Used also in verse 10 of ‘The Native-Born’ [D.H.]

[Line 112] breast-plate armour covering the front of the body. The high priests of ancient Israel wore richly decorated breast-plates as a mark of authority (urim and thummim).

jade: a translucent soft green to milky white stone, from nephrite, a silicate of calcium and magnesium. It has been much prized for centuries in China and Central Asia.

[Line 113] turquoise: a blue or white hydrous aluminium phosphate stone, mainly found in Iran, and valued as a jewel.

[Line 128] taloned …Snow-Eagle: not specifically identified but clearly a big bird of prey.with large claws.

[Line 130] ‘counted dumb among the Priests … impotent tongue found utterance’:  This has an echo of the story of Zacharias, father of John the Baptist (Luke, ch.1).

[Line 142] murrain: a disease of cattle.

[Line 145] wheel: in this context, her spinning-wheel

[Line 154] Ao-Safai: See the note on line 1 above.

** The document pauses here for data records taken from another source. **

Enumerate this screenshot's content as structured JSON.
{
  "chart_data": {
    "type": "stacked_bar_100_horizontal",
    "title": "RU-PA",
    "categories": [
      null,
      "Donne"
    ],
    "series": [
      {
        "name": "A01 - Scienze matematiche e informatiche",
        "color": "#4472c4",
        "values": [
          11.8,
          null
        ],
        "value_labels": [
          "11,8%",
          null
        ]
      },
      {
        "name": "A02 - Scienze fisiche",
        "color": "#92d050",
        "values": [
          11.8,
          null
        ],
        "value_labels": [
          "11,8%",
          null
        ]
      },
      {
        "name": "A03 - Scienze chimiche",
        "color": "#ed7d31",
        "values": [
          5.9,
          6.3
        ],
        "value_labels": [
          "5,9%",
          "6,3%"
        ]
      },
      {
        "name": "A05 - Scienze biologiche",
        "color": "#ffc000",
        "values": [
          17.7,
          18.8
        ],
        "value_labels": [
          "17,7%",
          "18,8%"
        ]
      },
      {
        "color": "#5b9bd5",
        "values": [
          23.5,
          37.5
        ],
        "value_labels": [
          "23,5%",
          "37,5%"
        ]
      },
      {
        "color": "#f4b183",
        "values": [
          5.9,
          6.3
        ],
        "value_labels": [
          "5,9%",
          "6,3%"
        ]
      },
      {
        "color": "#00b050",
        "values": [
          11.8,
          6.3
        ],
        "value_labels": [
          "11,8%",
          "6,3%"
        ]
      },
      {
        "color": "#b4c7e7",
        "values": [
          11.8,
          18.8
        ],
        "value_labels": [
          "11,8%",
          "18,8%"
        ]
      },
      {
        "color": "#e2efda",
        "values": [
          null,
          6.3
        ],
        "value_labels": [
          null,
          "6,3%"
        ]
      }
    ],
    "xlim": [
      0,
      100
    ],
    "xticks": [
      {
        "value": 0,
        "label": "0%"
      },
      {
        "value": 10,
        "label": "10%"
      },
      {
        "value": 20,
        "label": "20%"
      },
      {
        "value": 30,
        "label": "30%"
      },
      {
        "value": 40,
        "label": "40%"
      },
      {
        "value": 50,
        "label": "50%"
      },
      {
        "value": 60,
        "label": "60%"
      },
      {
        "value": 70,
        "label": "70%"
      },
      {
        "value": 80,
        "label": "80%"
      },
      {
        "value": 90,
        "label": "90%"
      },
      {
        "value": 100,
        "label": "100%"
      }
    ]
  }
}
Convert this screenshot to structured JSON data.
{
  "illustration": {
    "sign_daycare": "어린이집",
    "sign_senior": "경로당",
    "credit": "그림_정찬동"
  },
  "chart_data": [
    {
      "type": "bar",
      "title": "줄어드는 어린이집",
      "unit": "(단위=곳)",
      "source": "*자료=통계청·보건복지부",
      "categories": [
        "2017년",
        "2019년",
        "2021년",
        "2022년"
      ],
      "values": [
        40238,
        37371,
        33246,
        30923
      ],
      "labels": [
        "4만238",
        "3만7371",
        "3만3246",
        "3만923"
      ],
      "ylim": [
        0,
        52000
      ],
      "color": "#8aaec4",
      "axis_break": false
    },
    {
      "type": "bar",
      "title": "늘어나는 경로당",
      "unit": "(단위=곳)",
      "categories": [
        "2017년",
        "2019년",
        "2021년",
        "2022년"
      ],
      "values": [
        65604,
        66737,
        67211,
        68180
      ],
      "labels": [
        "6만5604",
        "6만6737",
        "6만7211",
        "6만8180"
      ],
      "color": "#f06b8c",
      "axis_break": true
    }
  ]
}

[Line 173] Wall of Man: not traced

[Line 179] the doors were rent apart:  The New Testament vision, after the death of Jesus on the cross, when the veil of the Temple is ‘rent’ from top to bottom, and darkness, thunder and earthquakes ‘filled men with fear’.

There are many instances in the Bible of Israel turning away from their true God and for which her religious leaders plead to Yahweh to spare His people. There is also an incident in the Acts of the Apostles, when St Paul in Athens sees an altar “To the Unknown God”—lines 195 & 196. But the story of the poem may end as it says at the beginning [lines 7 to 11] that after Bisesa has ‘died to save the tribe’, the man to whom she was “plighted” leaves to ‘seek his comfort of the God called Budh…’

[Line 198] lichen: a fungus of the group Lichenes, found on trees, rocks, etc.

[Line 199] leprosy: a chronic disease caused by the bacteria Mycobacterium leprae and Mycobacterium lepromatosis. is primarily a granulomatous disease of the peripheral nerves and mucosa of the upper respiratory tract which untreated, can be progressive, causing permanent damage to the skin, nerves, limbs and eyes. [See “Gehazi” , and “The Mark of the Beast” in Life’s Handicap.

The Basin of the Blood: Blood plays an important part in many faiths described by Frazer (The Golden Bough, A Study in Magic and Religion. but we have not found any particular significance here.

[Line 201] ruby: a pink to blood-red colored gemstone, a variety of the mineral corundum (aluminium oxide). The red color is caused mainly by the presence of the element chromium. Its name comes from ruber, Latin for red. Other varieties of gem-quality corundum are called sapphires. See line 88.

[Line 206] westward o’er the peaks to India: See the note on line 4 above.